Li Shaohong setzt alles ein, was die moderne Filmtechnik zu bieten hat, um die Folgen des Kulturschocks zu illustrieren: Zeitlupe und Zeitraffer, geteilten Bildschirm, Tricktechnik. Es gibt atemberaubende Bilder in diesem Film, doch das schönste daran ist, dass sie das moderne China nicht als ein hässliches zeichnet, sondern als ein überaus verlockendes: In einem mondänen Hochhaus, ganz oben, vor einer riesigen Fensterfront, stehen mehrere Urinoirs aufgereiht, beim Pinkeln hat man einen atemberaubenden Blick auf die Stadt. Mehrere Szenen spielen in einem phantastisch ausgestatteten, kathedralenartigen Club. Die Durchgänge zu den riesigen Räumen sind geformt wie gotische Spitzbögen. Dieser Club gehört einem der barfüßigen Kinderfreunde von Baober. Heute ist er ein freundlicher dicker Punk. Diese Karriere hätte er im alten China gewiss nicht machen können, auch die Irokesenfrisur wäre nicht toleriert worden. Li Shaohong hebt nicht den Zeigefinger und verdammt die Moderne. Sie zeigt nur, dass mit dem schnellen Verlust des Alten etwas verloren gegangen ist, das eine Leerstelle zurückbleibt, deren Schmerz töten kann.

Anja Seeliger

"Baober in Love - Lian Ai Zhong De Bao Bei". Regie: Li Shaohong . Mit Zhou Xun, Huang Jue, Chen Kun u.a., China 2003, 100 Minuten (Forum)

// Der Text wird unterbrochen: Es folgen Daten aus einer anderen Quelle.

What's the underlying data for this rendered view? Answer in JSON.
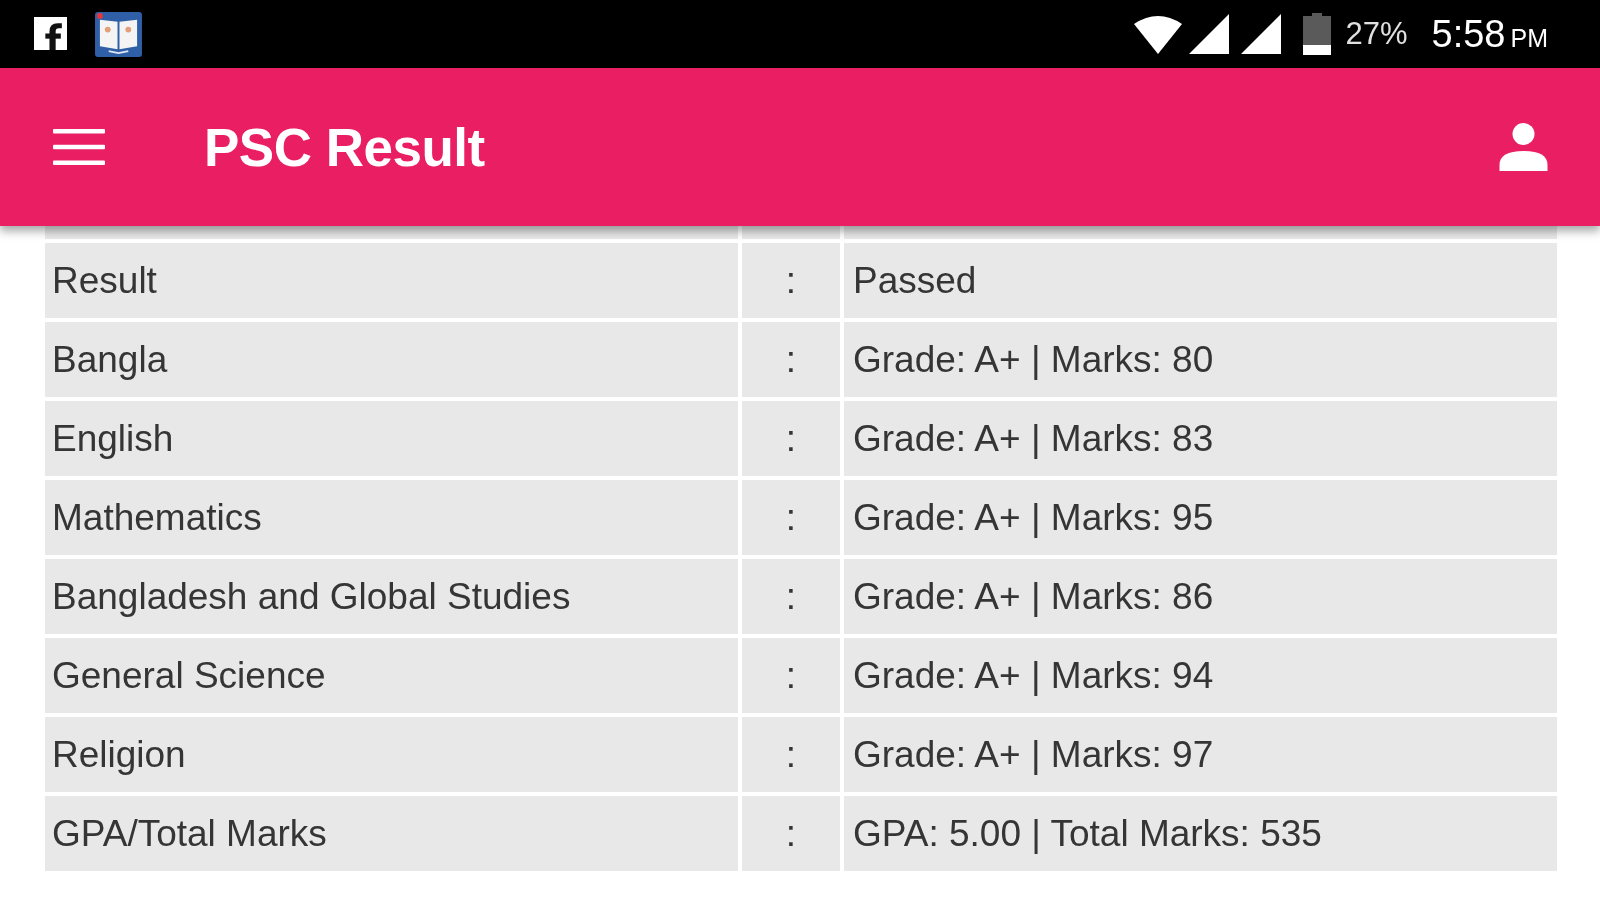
{
  "status_bar": {
    "battery": "27%",
    "time": "5:58",
    "period": "PM"
  },
  "app_bar": {
    "title": "PSC Result"
  },
  "table": {
    "rows": [
      {
        "label": "Result",
        "separator": ":",
        "value": "Passed"
      },
      {
        "label": "Bangla",
        "separator": ":",
        "value": "Grade: A+ | Marks: 80"
      },
      {
        "label": "English",
        "separator": ":",
        "value": "Grade: A+ | Marks: 83"
      },
      {
        "label": "Mathematics",
        "separator": ":",
        "value": "Grade: A+ | Marks: 95"
      },
      {
        "label": "Bangladesh and Global Studies",
        "separator": ":",
        "value": "Grade: A+ | Marks: 86"
      },
      {
        "label": "General Science",
        "separator": ":",
        "value": "Grade: A+ | Marks: 94"
      },
      {
        "label": "Religion",
        "separator": ":",
        "value": "Grade: A+ | Marks: 97"
      },
      {
        "label": "GPA/Total Marks",
        "separator": ":",
        "value": "GPA: 5.00 | Total Marks: 535"
      }
    ]
  }
}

Film des Lebens: Omar Naims "The Final Cut" (Wettbewerb)

Die Guillotine ist in "Final Cut" ein Schnittgerät ganz eigener Art. An ihr komponiert der Cutter die schönsten Momente eines Lebens, wenn es vorbei ist, zum Erinnerungsfilm. Die Science-Fiction-Prämisse, im Grunde die einzige des Films: Das Zoe-Implantat, das, bei der Geburt eingesetzt, alles aufzeichnet, was sein Träger sieht und hört. Eine winzig kleine Videokamera mit terabytegroßer Festplatte also, die beim Tod entnommen wird. Der Cutter, der den "Final Cut" zusammenstellt, sieht das ganze Leben des Verstorbenen, wählt die schönsten Momente und wird zum Regisseur eines Films, der als "Rememory" bei der Beerdigung vorgespielt wird. In einem kleinen Kinosaal, Licht aus, Film an und natürlich gilt: de mortuis nil nisi bene.

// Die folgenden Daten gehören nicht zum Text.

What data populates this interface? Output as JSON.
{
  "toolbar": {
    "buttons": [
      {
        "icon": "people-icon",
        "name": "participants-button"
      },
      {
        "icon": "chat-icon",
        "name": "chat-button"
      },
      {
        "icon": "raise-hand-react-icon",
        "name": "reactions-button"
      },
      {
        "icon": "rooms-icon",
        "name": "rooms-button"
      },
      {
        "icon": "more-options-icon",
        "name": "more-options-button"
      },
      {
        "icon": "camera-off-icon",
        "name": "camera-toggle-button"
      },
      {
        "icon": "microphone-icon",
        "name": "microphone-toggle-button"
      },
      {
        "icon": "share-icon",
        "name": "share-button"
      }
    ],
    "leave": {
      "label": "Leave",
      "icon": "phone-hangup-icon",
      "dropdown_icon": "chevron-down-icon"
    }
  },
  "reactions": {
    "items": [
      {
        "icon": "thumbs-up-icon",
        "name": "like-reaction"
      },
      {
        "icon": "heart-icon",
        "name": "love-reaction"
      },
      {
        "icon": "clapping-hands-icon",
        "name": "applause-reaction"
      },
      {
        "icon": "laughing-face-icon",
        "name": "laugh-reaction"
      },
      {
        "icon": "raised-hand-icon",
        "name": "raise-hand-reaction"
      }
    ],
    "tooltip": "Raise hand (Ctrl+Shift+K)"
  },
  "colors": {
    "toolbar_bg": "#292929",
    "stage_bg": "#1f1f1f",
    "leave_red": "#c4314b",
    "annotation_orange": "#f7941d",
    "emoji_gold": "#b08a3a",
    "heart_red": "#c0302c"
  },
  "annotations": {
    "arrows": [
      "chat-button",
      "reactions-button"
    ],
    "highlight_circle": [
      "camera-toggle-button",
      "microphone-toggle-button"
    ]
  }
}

Das ist eine höchst viel versprechende Prämisse, die Fragen der Moral, der Regie, der Biografie, der totalen Überwachung und vor allem nach objektivem und subjektivem Erinnern stellt. Was in der Evidenz der Implantatbilder nämlich gelöscht wird, ist nichts anderes als das Fehl-erinnern, das Umschreiben und Vergessen, das das menschliche Gedächtnis ausmacht. Was sich aus dieser Prämisse noch nicht zwingend ergibt - und das ist die grundsätzliche Crux des Konzept-Genres Science Fiction -, ist eine Geschichte. Die hat der junge Autor und Regisseur Omar Naim um seinen Einfall herumerfunden, ohne sich entscheiden zu können oder zu wollen, ob es nun ein Thriller sein soll oder die persönliche Geschichte des aufrechten Cutters Alan Hackman oder eine grundsätzlichere Explikation der moralischen Probleme, die ein Aufzeichnungs-Implantat mit sich bringt.

Unglücklicherweise findet sich nun von allem etwas in "The Final Cut" - und nichts davon wird überzeugend entfaltet. Alan Hackman, den Robin Williams im weinerlichen Modus spielt, nicht im komischen, ist der Cutter für die harten Fälle, Verbrecher aller Art, weil er Gnade kennt und ein Regisseur ist, der das Leben schönt. Er aber wird selbst geplagt von einer traumatischen Erinnerung aus seiner Kindheit. Das ist der Drama-Strang. Und er wird beauftragt, das "Rememory" des verstorbenen Gründers der Implantatfirma zusammenzustellen. Daraus wird der Thriller-Strang. Dazu kommt ein Romantik-Strang, in dem Mira Sorvino eine gute, wenngleich, leider, völlig überflüssige Figur macht. Die ethischen Fragen finden sich in allen drei Abteilungen behandelt, jedoch in keiner konsequent.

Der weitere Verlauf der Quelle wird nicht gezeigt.